Es gab einige Annehmlichkeiten, wenn man als Aedil den Markt besuchte. Schließlich musste er sich dann und wann auch von der Qualität der Waren überzeugen, was besonders an den Lebensmittelständen mit probieren und kurzen Gesprächen mit den Händlern einherging. Doch sorgten diese auch dafür, dass die Marktbesucher stets dermaßen lang wurden, dass dafür meist ein halber Tag eingeplant werden musste. Doch war diese Zeit nicht verschenkt oder verloren, denn Curio erfuhr auf dem Markt auch oft Neuigkeiten, nicht nur aus der Stadt, sondern aus Städten in der ganzen Region, ja der ganzen Provinz, selten aus anderen Provinzen und wenn er viel Glück hatte waren sogar manchmal Neuigkeiten aus Rom dabei. Diese waren zwar nicht mehr wirklich neu, da sie der Reise wegen meist schon einige Wochen oder gar Monate alt waren, aber dennoch einen Einblick erlaubten, was in der Hauptstadt vor sich ging - oder eben vor ein paar Wochen oder Monaten gegangen war. Weiterhin blieb er natürlich während der Marktinspektionen ansprechbar und es war durchaus üblich, bei diesen Inspektionen auch Gesprächstermine anzusetzen, die den Vorteil hatten, dass sich Curio mit einem oder gleich mehreren einflussreichen Stadtbewohnern zeigen konnte, diese aber auch den Eindruck erwecken konnten, dass ihr Einfluss sogar seinen Schatten auf die aktuellen Amtsträger zu werfen vermochte.

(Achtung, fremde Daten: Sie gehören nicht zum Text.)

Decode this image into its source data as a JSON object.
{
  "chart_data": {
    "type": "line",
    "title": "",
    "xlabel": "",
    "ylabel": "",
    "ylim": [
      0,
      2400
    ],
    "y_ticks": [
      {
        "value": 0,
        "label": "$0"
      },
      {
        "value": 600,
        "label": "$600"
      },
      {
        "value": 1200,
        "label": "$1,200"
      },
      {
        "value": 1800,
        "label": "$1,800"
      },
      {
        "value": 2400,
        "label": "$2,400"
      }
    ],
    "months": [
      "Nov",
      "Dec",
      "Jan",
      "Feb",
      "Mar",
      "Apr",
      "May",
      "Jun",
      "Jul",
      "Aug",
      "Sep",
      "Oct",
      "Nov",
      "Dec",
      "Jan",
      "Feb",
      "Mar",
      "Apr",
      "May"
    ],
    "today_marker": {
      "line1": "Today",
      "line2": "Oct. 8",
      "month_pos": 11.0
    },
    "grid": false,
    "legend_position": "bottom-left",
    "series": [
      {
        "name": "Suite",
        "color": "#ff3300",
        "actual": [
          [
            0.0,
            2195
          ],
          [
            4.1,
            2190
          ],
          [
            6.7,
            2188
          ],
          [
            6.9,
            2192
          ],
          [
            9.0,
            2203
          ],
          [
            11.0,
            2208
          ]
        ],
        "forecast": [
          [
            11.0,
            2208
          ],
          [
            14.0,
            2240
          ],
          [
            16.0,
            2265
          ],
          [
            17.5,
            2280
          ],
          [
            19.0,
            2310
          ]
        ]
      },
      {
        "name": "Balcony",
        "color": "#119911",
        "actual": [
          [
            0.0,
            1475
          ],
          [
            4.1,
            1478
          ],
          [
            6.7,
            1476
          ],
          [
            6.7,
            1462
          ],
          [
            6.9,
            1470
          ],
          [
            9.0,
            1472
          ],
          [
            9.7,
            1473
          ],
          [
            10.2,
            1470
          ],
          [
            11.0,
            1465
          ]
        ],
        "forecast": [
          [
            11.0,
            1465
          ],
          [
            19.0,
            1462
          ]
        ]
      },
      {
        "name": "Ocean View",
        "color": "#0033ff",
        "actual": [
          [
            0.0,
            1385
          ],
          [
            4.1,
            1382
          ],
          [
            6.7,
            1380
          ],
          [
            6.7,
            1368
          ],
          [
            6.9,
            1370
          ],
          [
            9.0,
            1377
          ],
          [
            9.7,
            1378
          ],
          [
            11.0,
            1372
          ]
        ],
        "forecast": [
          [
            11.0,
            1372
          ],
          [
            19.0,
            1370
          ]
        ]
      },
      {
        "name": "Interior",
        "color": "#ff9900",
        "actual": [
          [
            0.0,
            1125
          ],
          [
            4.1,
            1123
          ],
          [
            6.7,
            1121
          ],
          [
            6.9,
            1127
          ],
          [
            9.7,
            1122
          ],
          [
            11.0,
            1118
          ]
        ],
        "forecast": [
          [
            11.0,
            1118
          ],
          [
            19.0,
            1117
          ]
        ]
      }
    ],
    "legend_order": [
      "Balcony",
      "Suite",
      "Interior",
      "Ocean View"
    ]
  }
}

Nach einigen Ständen jedoch wurde Curio überrascht von einem Händler, der einige Blessuren trug, darunter ein blaues Auge, und dessen Begleiter ähnlich zugerichtet waren. Curio kannte den Mann als reisenden Händler und auf seine Verletzungen antwortete er sichtlich aufgebracht.
Überfallen wurden wir. Meine Männer und ich sind mit dem Leben davon gekommen, aber schau dir meine Waren an, Aedil Helvetius. Hier, und hier und hier... Wie soll ich das jetzt noch verkaufen? Wenigstens haben wir aber noch was zu verkaufen. Ein Freund von mir wurde ebenfalls angegriffen und er hatte nicht so viel Glück. Einen Begleiter haben sie ihm getötet und ihm seine ganze Ware gestohlen.
Curio runzelte die Stirn.
Das ist bedauerlich. Aber du weißt auch noch von weiteren Angriffen?
Der Händler nickte nachdrücklich.
Ja ja, Helvetius, ja ja. Ich weiß von mindestens fünf Händlern die besonders auf den Viae Noviomaga und Borbetomaga angegriffen wurden. Auch im Norden, aber dort sind es nicht so viele.
Der junge Helvetier erschauderte. Er war damals selber auf der Via Noviomaga Opfer von Straßenräubern gewesen, aber dass sich diese Überfälle nun so häuften, gab ihm zu denken. Er wusste von seinem Freund Othmar, dass die Händler meist kampferprobte und wehrhafte Begleiter hatten und kleinere Banden normalerweise nur Alleinreisende attackierten. Wenn jetzt aber sogar die kleinen Handelskarawanen angegriffen wurden, war da unten was im Busch, was untersucht werden musste. Zwar fehlten ihm die Befugnisse, über die Stadtgrenzen hinaus tätig zu werden aber zum Glück hatte sich der Helvetier ja mittlerweile ein kleines Netzwerk von einflussreichen Menschen aufgebaut, darunter auch den iunischen Alapraefectus.
Ich werde dem nachgehen. Allerdings möchte ich dich noch bitten, dass du mit allen Opfern, von denen du weißt, bei mir in der Casa Helvetia vorbeikommst. Dort möchte ich nochmal jeden einzeln anhören, bevor ich dafür sorge, dass Ermittlungen eingeleitet werde.
Der Händler nickte zufrieden, wusste er doch auch, dass die Befugnisse des Aedils an den Stadtgrenzen endeten. Curio jedenfalls würde das Gespräch abwarten, bevor er sich dann einen Termin bei dem Iunier geben lassen würde.